ANNAPOLIS, Md. (AP) -- Five union trusts plan to appeal a federal court decision in Baltimore that prevents them from recovering the costs of health care for smokers because they are merely intermediaries between workers and employers.
U.S. District Court Judge Marvin Garbis, citing rulings in similar cases in Pennsylvania and Florida, said the funds did not spend their own money on sick smokers and therefore had no legal right to recover damages.
A lawyer for the Maryland funds said Garbis' decision will be appealed.
''I think the decision was basically dead wrong,'' said Robert Connerton, a Washington lawyer who coordinates cases brought by funds in Maryland and other states nationwide.
The funds, which represent about 120,000 workers, negotiate health-care benefits for workers so that they can change companies.
The funds claimed the tobacco industry misrepresented the dangers of smoking cigarettes and the addictiveness of nicotine. As a result, the lawsuit argued, workers suffered serious health problems that cost the funds money.
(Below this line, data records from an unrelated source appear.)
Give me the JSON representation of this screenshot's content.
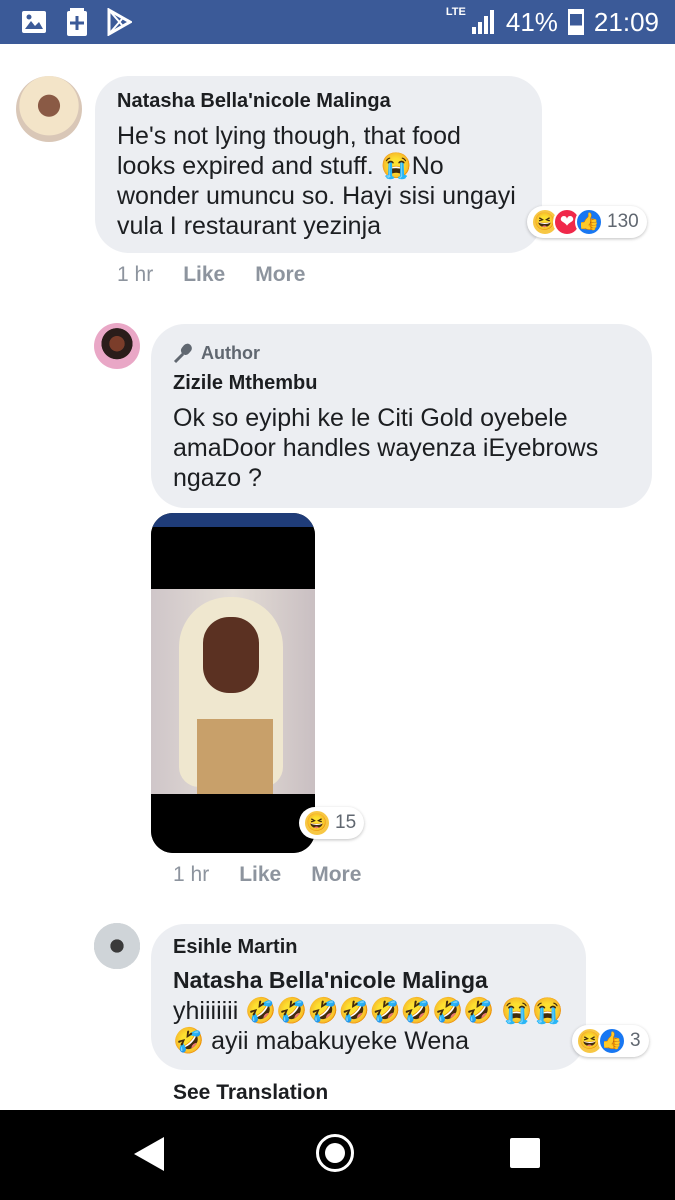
{
  "status_bar": {
    "network": "LTE",
    "battery": "41%",
    "time": "21:09",
    "icons": [
      "gallery-icon",
      "plus-icon",
      "play-store-icon"
    ]
  },
  "comments": [
    {
      "author": "Natasha Bella'nicole Malinga",
      "text": "He's not lying though, that food looks expired and stuff. 😭No wonder umuncu so. Hayi sisi ungayi vula I restaurant yezinja",
      "reactions": {
        "icons": [
          "😆",
          "❤",
          "👍"
        ],
        "count": "130"
      },
      "time": "1 hr",
      "like_label": "Like",
      "more_label": "More"
    },
    {
      "badge": "Author",
      "author": "Zizile Mthembu",
      "text": "Ok so eyiphi ke le Citi Gold oyebele amaDoor handles wayenza iEyebrows ngazo ?",
      "image_reactions": {
        "icons": [
          "😆"
        ],
        "count": "15"
      },
      "time": "1 hr",
      "like_label": "Like",
      "more_label": "More"
    },
    {
      "author": "Esihle Martin",
      "reply_to": "Natasha Bella'nicole Malinga",
      "text": "yhiiiiiii 🤣🤣🤣🤣🤣🤣🤣🤣 😭😭🤣 ayii mabakuyeke Wena",
      "reactions": {
        "icons": [
          "😆",
          "👍"
        ],
        "count": "3"
      },
      "see_translation": "See Translation"
    }
  ]
}
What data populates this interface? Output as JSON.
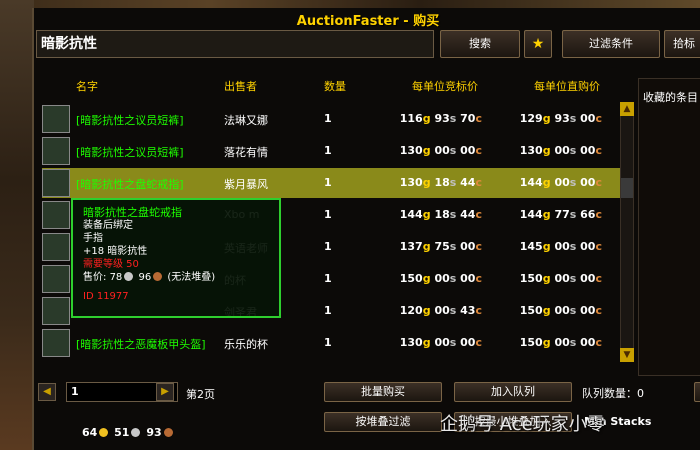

''In this court's view, plaintiffs' entire complaint suffers from the fundamental flaw that the funds themselves, as opposed to their participants or the pertinent employers, have not suffered any cognizable damages,'' Garbis wrote in his 33-page decision Monday.
Garbis said the funds did not suffer damages because they were supported by contributions negotiated between employers and workers. Garbis also ruled that funds were too ''remote'' from any harm to collect damages.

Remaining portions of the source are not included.